On Wednesday 31 October 2007 05:32, Christoph Lameter wrote:
> On Tue, 30 Oct 2007, Nick Piggin wrote:
> > Is this actually a speedup on any architecture to roll your own locking
> > rather than using bit spinlock?
>
> It avoids one load from memory when allocating and the release is simply
> writing the page->flags back. Less instructions.

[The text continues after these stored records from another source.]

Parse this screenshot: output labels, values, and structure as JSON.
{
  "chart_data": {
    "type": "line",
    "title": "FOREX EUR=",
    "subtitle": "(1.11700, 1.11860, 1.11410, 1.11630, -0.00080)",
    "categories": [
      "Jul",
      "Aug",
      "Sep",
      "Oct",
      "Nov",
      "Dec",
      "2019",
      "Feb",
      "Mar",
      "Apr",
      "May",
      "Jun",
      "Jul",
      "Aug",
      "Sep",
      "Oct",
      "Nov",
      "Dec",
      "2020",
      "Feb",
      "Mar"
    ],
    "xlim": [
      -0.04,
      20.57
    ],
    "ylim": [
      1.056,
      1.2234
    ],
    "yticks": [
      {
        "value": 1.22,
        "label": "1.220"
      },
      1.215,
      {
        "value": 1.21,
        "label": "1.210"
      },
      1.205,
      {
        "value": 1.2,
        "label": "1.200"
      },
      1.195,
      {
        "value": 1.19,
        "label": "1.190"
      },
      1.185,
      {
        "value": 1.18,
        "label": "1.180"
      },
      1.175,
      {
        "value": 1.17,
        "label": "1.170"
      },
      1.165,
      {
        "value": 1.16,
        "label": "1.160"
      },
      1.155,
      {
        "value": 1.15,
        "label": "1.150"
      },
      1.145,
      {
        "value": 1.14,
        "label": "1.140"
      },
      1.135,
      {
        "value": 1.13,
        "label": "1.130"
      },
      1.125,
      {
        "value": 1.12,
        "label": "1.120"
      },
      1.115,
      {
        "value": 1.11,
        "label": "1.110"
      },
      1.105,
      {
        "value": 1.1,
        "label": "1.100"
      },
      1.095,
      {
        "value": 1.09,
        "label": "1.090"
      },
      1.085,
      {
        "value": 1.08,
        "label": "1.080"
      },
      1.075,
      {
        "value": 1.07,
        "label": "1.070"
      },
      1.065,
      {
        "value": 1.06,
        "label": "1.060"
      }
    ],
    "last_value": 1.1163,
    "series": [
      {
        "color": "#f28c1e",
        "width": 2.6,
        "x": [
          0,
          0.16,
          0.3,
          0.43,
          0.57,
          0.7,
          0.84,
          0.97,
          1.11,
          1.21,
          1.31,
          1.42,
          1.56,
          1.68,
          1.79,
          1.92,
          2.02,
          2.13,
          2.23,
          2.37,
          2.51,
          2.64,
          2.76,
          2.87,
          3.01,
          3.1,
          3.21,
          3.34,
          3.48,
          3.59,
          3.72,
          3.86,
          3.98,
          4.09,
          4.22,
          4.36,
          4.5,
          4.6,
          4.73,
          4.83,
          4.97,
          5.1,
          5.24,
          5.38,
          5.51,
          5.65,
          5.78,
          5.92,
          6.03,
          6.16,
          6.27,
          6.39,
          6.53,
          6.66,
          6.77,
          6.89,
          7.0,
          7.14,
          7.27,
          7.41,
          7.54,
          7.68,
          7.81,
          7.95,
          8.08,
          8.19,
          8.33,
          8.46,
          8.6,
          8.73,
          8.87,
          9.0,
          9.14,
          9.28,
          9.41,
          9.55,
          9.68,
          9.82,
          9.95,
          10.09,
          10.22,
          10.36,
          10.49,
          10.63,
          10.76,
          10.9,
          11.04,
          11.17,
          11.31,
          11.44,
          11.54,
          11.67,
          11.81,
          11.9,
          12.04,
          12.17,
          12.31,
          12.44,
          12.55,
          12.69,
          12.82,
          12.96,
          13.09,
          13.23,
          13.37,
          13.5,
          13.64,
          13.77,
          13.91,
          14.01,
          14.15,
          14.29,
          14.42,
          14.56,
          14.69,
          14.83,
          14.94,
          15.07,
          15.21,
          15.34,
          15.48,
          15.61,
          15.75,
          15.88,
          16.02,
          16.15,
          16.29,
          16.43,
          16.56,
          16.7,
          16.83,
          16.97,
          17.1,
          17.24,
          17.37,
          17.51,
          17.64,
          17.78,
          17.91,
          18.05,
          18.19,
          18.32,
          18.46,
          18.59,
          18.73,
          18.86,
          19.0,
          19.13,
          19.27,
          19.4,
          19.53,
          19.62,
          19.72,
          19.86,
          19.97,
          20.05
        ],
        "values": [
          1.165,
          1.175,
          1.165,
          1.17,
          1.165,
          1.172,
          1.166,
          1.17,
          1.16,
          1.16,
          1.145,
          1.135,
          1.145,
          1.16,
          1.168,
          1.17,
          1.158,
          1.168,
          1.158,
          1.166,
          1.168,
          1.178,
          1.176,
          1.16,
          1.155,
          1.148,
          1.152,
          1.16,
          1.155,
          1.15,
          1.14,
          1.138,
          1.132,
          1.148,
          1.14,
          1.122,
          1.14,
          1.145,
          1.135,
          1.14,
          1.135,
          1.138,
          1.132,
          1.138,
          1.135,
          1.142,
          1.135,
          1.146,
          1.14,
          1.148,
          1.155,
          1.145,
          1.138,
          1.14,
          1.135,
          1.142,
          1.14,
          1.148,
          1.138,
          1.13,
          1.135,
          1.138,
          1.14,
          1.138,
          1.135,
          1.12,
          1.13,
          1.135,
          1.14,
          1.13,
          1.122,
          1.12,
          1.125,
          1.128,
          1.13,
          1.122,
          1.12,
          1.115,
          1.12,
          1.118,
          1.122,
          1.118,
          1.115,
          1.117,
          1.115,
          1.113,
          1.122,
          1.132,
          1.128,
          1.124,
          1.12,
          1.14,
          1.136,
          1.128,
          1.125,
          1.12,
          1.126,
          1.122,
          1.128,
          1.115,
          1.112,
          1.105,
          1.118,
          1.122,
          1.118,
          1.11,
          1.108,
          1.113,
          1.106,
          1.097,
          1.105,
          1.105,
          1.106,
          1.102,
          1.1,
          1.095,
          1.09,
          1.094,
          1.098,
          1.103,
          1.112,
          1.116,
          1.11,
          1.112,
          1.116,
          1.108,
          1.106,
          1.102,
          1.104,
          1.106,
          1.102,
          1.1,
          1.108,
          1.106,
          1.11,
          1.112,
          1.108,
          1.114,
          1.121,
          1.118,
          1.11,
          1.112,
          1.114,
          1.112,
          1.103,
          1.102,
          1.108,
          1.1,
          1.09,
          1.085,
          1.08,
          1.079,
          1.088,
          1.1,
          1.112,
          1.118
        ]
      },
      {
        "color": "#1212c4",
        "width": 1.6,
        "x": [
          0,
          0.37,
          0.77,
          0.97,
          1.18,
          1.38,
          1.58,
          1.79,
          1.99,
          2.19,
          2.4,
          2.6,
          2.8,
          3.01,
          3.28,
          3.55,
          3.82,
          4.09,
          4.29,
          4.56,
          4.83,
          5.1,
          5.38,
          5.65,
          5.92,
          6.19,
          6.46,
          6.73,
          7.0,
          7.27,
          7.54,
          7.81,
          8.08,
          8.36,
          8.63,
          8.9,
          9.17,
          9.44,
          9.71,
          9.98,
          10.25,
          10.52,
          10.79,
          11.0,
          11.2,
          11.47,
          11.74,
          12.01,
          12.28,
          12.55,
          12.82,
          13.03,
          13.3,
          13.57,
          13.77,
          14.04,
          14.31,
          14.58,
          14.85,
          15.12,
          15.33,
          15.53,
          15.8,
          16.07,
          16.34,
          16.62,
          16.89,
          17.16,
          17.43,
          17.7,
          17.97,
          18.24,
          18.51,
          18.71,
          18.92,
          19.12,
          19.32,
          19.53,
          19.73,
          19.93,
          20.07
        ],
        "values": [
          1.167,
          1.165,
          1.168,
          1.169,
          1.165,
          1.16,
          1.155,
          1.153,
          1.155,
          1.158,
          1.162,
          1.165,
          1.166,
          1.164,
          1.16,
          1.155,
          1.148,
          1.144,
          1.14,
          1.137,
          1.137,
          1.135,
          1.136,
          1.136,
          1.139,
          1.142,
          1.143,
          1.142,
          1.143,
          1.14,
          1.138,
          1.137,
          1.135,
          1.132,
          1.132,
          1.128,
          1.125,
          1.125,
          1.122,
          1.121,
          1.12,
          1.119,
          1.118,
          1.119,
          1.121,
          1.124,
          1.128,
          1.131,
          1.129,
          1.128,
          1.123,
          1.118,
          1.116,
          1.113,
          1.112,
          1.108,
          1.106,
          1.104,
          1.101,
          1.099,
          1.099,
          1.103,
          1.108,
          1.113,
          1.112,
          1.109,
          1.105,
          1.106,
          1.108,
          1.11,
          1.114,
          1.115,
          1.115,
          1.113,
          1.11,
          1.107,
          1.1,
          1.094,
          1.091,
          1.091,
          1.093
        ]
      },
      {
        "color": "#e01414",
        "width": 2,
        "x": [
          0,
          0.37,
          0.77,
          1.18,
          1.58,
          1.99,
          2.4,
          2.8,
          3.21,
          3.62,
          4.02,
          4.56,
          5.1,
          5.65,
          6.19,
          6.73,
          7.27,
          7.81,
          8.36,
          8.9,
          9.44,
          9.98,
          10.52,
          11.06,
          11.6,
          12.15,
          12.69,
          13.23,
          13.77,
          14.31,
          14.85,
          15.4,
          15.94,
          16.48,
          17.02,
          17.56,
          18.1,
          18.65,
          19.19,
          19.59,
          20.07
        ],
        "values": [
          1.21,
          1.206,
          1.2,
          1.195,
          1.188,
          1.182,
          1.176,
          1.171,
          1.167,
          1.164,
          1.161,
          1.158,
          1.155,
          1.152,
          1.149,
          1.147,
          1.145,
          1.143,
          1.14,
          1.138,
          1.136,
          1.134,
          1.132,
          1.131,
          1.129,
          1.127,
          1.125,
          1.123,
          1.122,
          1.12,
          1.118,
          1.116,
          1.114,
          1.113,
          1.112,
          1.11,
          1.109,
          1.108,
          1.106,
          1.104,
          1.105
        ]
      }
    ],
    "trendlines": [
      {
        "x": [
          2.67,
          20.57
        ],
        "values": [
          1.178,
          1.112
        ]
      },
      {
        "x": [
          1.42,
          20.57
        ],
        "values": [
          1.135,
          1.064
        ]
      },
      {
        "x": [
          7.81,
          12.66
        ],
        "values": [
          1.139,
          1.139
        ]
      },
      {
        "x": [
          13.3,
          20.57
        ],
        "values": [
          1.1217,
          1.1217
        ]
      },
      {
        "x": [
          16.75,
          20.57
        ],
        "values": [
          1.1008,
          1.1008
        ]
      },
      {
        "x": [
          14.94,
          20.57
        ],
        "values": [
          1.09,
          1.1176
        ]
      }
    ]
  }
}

OK, but it probably isn't a measurable speedup, even on microbenchmarks,
right? And many architectures have to have more barriers around cmpxchg
than they do around a test_and_set_bit_lock, so it may even be slower
on some.
> > I am not exactly convinced that smp_wmb() is a good idea to have in your
> > unlock, rather than the normally required smp_mb() that every other open
> > coded lock in the kernel is using today. If you comment every code path
> > where a load leaking out of the critical section would not be a problem,
> > then OK it may be correct, but I still don't think it is worth the
> > maintenance overhead.
>
> I thought you agreed that release semantics only require a write barrier?
Not in general.
> The issue here is that other processors see the updates before the
> updates to page-flags.
>
> A load leaking out of a critical section would require that the result of
> the load is not used to update other information before the slab_unlock
> and that the source of the load is not overwritten in the critical
> section. That does not happen in sluib.
That may be the case, but I don't think there is enough performance
justification to add a hack like this. ia64 for example is going to
do an mf for smp_wmb so I doubt it is a clear win.